Thank you, Mr. W. Akshually.
@AkaSci this probably happened because, without the proection of the earth’s atmosphere, a Cosmic Ray flipped one or more bits in memory.
I sound like an expert because I am*. Here is the Cosmic Ray detection program I wrote. It is very high quality.
https://secretgeek.github.io/cosmic-ray-detector/index.html
(* intense sarcasm in this area)
Fingers crossed!
@AkaSci not compiling, but still... https://xkcd.com/303
@AkaSci What an incredible effort!
@AkaSci oh, good. everything being in RAM means there likely won't be a reduction in the probe's functionality, if they're able to bootstrap a fix. we were worried ROM was damaged and it couldn't execute from RAM or something like that.
@AkaSci sounds cool. Wish them good luck!

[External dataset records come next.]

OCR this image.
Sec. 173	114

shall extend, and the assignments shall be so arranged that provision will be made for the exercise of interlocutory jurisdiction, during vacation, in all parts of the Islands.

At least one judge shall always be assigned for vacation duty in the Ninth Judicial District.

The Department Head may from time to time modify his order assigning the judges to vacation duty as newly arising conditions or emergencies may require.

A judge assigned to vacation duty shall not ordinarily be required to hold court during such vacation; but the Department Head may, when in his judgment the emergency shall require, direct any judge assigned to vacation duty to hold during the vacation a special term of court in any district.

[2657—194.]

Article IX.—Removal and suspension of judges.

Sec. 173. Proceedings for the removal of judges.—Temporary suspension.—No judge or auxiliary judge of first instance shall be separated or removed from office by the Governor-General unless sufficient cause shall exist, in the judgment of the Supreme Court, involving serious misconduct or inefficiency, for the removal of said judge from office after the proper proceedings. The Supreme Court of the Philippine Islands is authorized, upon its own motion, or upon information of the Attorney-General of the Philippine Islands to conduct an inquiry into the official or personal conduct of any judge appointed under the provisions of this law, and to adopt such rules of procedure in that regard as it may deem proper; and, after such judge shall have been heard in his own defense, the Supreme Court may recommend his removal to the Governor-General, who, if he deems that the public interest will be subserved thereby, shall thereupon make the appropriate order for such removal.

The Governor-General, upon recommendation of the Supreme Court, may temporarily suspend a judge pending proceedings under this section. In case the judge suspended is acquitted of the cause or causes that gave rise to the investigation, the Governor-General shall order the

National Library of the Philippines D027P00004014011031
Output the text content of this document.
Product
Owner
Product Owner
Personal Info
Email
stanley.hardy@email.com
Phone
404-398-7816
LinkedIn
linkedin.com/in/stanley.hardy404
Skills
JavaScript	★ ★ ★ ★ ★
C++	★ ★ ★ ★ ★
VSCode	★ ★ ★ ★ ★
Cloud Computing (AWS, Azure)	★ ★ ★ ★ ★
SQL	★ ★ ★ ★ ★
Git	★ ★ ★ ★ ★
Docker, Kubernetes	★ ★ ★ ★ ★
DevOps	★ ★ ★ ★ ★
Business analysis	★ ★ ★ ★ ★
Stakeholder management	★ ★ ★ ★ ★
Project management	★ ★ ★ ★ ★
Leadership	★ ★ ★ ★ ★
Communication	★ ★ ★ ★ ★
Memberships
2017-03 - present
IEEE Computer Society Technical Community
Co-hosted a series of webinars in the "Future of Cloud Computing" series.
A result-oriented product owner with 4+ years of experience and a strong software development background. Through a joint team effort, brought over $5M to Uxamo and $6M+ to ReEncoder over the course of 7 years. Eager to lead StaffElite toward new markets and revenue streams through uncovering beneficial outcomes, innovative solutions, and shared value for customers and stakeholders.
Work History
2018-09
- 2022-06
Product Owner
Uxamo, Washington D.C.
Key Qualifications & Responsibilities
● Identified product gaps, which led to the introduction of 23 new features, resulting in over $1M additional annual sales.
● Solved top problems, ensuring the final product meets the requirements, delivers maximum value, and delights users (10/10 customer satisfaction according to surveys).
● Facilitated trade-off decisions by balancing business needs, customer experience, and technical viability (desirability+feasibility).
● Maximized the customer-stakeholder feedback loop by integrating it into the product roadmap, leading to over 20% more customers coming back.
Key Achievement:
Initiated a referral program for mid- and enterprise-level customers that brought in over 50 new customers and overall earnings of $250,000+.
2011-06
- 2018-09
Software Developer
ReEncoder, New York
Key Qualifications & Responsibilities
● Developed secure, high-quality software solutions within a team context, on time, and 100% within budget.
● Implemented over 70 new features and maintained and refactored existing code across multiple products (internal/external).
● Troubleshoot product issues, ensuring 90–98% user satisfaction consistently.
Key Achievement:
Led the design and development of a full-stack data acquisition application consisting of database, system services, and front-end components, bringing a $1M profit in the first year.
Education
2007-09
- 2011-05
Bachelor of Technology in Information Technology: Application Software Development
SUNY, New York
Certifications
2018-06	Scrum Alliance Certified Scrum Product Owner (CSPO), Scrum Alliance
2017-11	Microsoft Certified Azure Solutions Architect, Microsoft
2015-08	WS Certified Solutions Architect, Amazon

@AkaSci This is an amazing bit of troubleshooting (and by far the longest distance for tech support). Fingers crossed that this process works.
That would be highly symbolic, but I'll take it any time .
@AkaSci So... badblocks but for RAM? That's impressive.
@AkaSci wild to think of an entire code load, just flying through space. Transmission complete, it's just flying through space until a little antenna snags a bit of the energy.
@AkaSci If using a laser, I think it'll widen out so far and be so faint as to not be detectable without adding too much equipment for a small craft. It might make sense to create repeaters. It would still take 4.2 years to get there, but the craft would get a better signal regardless of the source, barring some breakthrough. With some AI in the repeater, it could initiate repairs. That would make common repairs possible without awaiting a signal from Earth. So, yes. With a little help.
@AkaSci with so many things going badly for humanity right now, it feels good to know we can still keep our most distant travelers working a little bit longer.